In Belgien gilt noch bis Karfreitag eine dreitägige Staatstrauer. Am Mittag gab es eine landesweite Schweigeminute. Aus Solidarität wurden die Wahrzeichen vieler anderer Metropolen in den Nationalfarben Belgiens angeleuchtet. Dazu gehörten auch das Brandenburger Tor in Berlin und der Eiffelturm in Paris.

In ganz Europa herrscht seit den Anschlägen Terrorangst. Vielerorts wurden Sicherheitsvorkehrungen verschärft. Die US-Regierung warnte ihre Bürger angesichts der jüngsten Anschläge vor Gefahren bei Reisen nach Europa. Mögliche Ziele von Attentätern seien etwa Touristenattraktionen oder Sportveranstaltungen.
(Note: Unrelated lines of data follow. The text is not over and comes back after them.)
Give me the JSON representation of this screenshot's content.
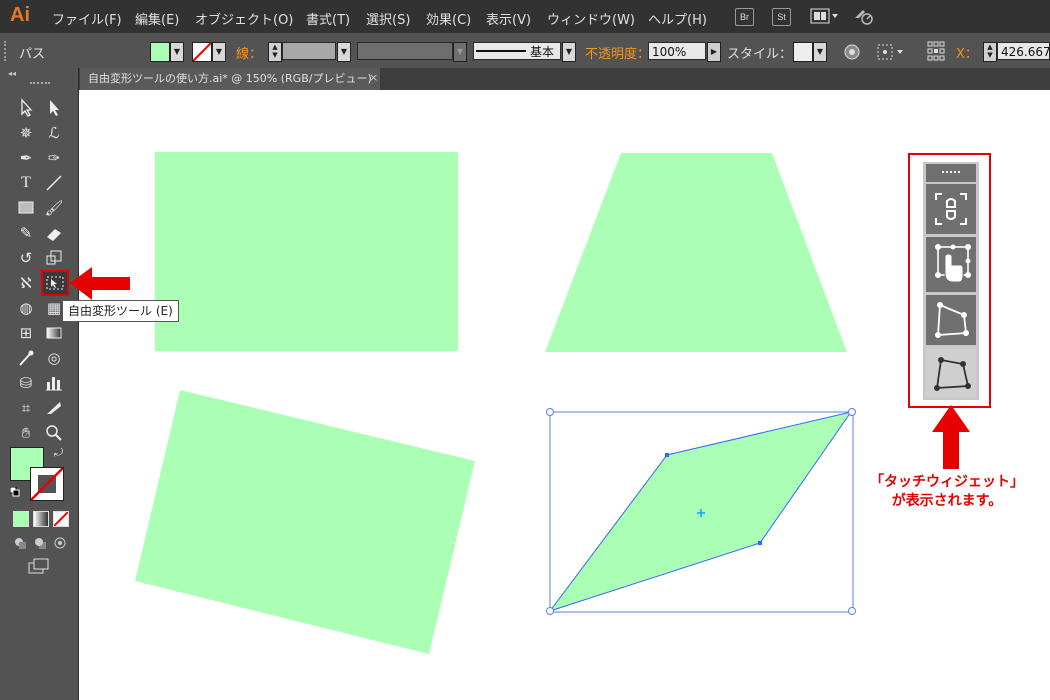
{
  "app": {
    "logo": "Ai"
  },
  "menu": {
    "items": [
      "ファイル(F)",
      "編集(E)",
      "オブジェクト(O)",
      "書式(T)",
      "選択(S)",
      "効果(C)",
      "表示(V)",
      "ウィンドウ(W)",
      "ヘルプ(H)"
    ],
    "bridge_label": "Br",
    "stock_label": "St"
  },
  "control_bar": {
    "selection_label": "パス",
    "stroke_label": "線：",
    "stroke_style_label": "基本",
    "opacity_label": "不透明度：",
    "opacity_value": "100%",
    "style_label": "スタイル：",
    "x_label": "X：",
    "x_value": "426.667"
  },
  "document": {
    "tab_title": "自由変形ツールの使い方.ai* @ 150% (RGB/プレビュー)",
    "close_glyph": "×"
  },
  "tooltip": {
    "text": "自由変形ツール (E)"
  },
  "annotation": {
    "line1": "「タッチウィジェット」",
    "line2": "が表示されます。"
  },
  "colors": {
    "shape_fill": "#aaffb5",
    "accent": "#e60000",
    "selection": "#3366ff"
  }
}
Auf die Spur nach Schaerbeek führte die Ermittler einem Medienbericht zufolge ein Taxifahrer. Der Mann habe dort drei Männer von einer Wohnung abgeholt und zum Flughafen gefahren, berichtete der Sender VRT. Dabei sei ihm aufgefallen, dass die Fahrgäste sich nicht mit dem Gepäck helfen lassen wollten. Angeblich beschwerten sie sich auch, dass sie eigentlich ein größeres Taxi bestellt hatten.

Örtlichen Behörden zufolge zeigen Bilder der Videoüberwachung auch, wie einer der Verdächtigen einen Gepäckwagen in der Ankunftshalle plötzlich stehen lässt und wegläuft. Das Trio hatte sich demnach kurz nach seiner Ankunft am Flughafen getrennt und in der Abflughalle verteilt. Am Mittwoch wurde der Flughafen von schwerbewaffnetem Militär gesichert. Der Flugverkehr soll frühestens am Freitag wieder aufgenommen werden können. Etwa 1500 gestrandete Passagiere mussten die Nacht in Turnhallen verbringen.

Die Staatsanwaltschaft äußerte sich zunächst zurückhaltend über eine Verbindung zu den Terroranschlägen von Paris. Erst am Freitag war in der Brüsseler Gemeinde Molenbeek Salah Abdeslam festgenommen worden, einer der mutmaßliche Drahtzieher.